What's My IP
See your public IPv4 and IPv6 addresses, geolocation (country, city, ISP), browser user agent, screen resolution, timezone, and more — all in one place.
IP geolocation is approximate. Powered by ipapi.co.
Frequently Asked Questions
Is my IP address accurate?
The IP shown is your public IP address as seen by the internet — the address assigned by your ISP. If you use a VPN, proxy, or Tor, the IP shown is that of the exit node, not your real IP. Mobile data uses carrier IP addresses.
Why is the geolocation wrong?
IP geolocation is approximate. ISPs allocate blocks of IPs to regions, and geolocation databases map those blocks. Accuracy varies: country is usually correct (99%+), city is often off by 50-100+ miles, and some IPs show the ISP's headquarters rather than your location.

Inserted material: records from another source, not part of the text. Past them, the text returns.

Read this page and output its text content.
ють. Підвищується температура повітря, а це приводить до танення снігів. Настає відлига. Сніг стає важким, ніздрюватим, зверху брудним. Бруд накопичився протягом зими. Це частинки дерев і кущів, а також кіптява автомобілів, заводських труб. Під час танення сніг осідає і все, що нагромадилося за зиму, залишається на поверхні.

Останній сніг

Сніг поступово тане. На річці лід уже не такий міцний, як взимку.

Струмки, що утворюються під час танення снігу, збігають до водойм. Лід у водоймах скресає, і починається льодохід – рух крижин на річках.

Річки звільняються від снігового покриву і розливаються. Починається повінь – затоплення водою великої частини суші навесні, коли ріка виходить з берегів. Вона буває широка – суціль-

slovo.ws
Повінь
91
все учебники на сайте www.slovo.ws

What is the difference between IPv4 and IPv6?
IPv4 uses 32-bit addresses (e.g. 192.168.1.1) supporting ~4.3 billion addresses. IPv6 uses 128-bit addresses (e.g. 2001:db8::1) supporting 340 undecillion addresses. IPv6 is the newer standard being adopted as IPv4 addresses run out. If your ISP supports IPv6, both addresses are shown.
What does the Connection tab show?
The Connection tab uses the Network Information API (Chromium browsers only) to show your effective connection type (4G, 3G, etc.), estimated download speed, and round-trip latency. Firefox and Safari do not support this API.